Harria (Est. Harjumaa) was a province of medieval Livonia, corresponding to the northeastern coast of modern Estonia, conquered in the course of the Baltic Crusades in the thirteenth century. Harria was originally a central province south of the coastal land called Revalia, but during the thirteenth century the name came to be applied to both areas. The name of Revalia survived only in the name of the city and castle of Reval (mod. Tallinn, Estonia).

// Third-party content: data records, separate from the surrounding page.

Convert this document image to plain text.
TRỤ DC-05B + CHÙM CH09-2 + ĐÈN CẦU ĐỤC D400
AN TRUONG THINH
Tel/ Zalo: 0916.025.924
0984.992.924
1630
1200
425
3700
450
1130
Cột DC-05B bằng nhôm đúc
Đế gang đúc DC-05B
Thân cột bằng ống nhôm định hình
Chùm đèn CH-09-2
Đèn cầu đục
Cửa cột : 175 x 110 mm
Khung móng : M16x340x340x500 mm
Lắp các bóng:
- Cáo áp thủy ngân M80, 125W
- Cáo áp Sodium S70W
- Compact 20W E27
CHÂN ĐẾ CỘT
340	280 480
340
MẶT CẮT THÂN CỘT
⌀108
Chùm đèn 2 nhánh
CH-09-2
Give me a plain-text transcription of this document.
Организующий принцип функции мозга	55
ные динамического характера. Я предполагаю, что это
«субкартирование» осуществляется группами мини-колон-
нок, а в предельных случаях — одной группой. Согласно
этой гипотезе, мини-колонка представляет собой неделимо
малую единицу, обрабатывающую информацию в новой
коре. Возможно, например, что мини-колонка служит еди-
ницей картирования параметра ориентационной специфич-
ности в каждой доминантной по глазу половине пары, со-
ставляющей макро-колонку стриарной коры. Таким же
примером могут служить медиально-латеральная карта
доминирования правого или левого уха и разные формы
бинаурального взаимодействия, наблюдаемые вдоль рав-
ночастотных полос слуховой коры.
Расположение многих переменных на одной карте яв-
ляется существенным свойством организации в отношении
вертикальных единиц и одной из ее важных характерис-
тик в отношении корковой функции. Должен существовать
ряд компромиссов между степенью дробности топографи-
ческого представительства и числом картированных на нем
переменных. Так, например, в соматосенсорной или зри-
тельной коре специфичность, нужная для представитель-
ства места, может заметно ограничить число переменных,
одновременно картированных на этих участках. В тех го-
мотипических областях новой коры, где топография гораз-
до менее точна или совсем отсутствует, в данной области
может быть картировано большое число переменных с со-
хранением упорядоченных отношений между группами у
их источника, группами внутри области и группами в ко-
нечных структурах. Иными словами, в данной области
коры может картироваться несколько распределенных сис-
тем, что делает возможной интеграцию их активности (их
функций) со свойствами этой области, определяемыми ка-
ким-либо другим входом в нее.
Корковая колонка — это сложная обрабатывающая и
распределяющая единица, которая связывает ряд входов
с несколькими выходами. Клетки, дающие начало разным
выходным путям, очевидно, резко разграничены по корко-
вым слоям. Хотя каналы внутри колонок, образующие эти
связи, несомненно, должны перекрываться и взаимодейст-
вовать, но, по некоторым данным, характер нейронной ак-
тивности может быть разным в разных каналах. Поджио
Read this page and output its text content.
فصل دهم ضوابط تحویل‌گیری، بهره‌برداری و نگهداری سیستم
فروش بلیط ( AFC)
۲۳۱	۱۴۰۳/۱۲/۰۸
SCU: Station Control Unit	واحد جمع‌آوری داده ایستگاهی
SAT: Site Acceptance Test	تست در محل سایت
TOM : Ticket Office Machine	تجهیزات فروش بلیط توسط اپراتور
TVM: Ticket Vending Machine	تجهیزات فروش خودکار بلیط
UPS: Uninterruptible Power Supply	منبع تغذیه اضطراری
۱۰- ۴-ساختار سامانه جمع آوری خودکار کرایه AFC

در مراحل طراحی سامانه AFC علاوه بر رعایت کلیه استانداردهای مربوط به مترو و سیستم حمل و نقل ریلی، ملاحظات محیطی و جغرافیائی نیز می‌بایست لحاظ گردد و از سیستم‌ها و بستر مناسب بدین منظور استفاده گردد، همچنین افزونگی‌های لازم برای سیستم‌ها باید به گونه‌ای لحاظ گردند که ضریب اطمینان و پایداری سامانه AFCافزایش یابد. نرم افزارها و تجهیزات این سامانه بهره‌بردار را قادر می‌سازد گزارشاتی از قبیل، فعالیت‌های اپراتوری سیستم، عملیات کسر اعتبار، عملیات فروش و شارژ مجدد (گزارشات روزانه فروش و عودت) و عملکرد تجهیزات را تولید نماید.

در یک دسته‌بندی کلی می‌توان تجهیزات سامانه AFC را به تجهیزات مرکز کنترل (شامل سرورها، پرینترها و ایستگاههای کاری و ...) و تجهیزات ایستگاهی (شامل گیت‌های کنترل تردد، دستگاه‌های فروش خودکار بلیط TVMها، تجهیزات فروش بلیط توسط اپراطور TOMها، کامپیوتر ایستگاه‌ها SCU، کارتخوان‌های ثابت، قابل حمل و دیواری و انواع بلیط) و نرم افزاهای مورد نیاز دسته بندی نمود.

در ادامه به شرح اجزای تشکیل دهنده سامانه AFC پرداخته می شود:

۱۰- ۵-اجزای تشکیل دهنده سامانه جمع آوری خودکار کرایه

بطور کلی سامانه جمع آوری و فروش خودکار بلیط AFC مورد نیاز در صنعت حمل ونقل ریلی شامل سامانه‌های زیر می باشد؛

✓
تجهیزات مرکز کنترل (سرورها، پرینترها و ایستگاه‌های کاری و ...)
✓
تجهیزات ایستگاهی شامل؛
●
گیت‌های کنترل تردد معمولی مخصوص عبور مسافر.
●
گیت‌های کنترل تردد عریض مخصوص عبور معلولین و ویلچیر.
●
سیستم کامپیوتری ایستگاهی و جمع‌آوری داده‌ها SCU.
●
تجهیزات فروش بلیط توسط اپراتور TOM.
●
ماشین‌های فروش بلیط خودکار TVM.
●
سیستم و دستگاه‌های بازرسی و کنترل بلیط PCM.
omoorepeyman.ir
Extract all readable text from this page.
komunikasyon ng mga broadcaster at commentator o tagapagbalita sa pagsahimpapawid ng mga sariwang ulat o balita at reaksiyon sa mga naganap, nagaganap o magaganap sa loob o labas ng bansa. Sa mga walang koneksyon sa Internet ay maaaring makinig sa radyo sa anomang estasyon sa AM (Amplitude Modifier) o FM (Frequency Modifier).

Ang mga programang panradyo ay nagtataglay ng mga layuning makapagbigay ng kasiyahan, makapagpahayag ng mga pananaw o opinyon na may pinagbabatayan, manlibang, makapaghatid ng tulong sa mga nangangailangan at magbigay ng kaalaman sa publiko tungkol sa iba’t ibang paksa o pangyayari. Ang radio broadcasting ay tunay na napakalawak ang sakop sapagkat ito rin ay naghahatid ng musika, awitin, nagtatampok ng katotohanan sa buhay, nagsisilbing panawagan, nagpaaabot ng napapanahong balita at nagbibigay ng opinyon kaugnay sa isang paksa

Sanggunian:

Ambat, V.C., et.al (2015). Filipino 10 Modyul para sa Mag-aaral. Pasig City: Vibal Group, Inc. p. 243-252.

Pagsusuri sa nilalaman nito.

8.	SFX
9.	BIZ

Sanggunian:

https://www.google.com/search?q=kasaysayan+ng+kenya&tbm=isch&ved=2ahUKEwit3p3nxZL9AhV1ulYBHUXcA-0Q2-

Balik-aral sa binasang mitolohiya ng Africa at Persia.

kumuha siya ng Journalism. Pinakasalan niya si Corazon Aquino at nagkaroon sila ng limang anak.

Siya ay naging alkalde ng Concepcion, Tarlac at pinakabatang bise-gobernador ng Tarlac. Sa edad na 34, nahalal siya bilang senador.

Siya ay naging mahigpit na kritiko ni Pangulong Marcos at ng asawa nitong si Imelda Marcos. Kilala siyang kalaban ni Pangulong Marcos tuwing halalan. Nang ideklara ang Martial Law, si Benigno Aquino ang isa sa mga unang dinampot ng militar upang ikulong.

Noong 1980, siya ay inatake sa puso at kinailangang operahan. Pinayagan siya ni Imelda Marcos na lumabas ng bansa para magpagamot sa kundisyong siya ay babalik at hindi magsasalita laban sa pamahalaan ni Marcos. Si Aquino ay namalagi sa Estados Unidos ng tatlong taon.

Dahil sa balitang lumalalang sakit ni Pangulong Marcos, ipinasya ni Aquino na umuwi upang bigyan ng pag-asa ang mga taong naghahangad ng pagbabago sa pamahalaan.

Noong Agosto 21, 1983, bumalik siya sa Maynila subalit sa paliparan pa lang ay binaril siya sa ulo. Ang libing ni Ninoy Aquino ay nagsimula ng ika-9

The chronicle of Henry of Livonia mentions important Estonian hill forts at Lone (mod. Lohu), Warbola (mod. Var- bola), and Keava; Raigele (mod. Raikküla) was known as a meeting place of the surrounding Estonian tribes. The German crusaders based in Riga began to mount raids into Harria in 1216, but after the Danes gained control of Reval in 1219, Harria was disputed between the two Christian powers until the Treaty of Stensby awarded the province to the king of Denmark (1238). Harria was the region with the greatest development of new manors, and the royal vassals in Harria and Vironia emerged as a powerful corporation able to pursue its own interests and policies. The rapid development of a manorial system has been regarded as a main reason for the St. George’s Night revolt of the native Estonians, which started in Harria in 1343.

In 1346 Harria was sold together with the rest of North Estonia to the Teutonic Order. Reval became the center of administration. The order extended the inheritance rights of the nobility of Harria and Vironia in 1397 to secure their support for the policies of the order in Livonia, but it was also to develop its own domains in Harria.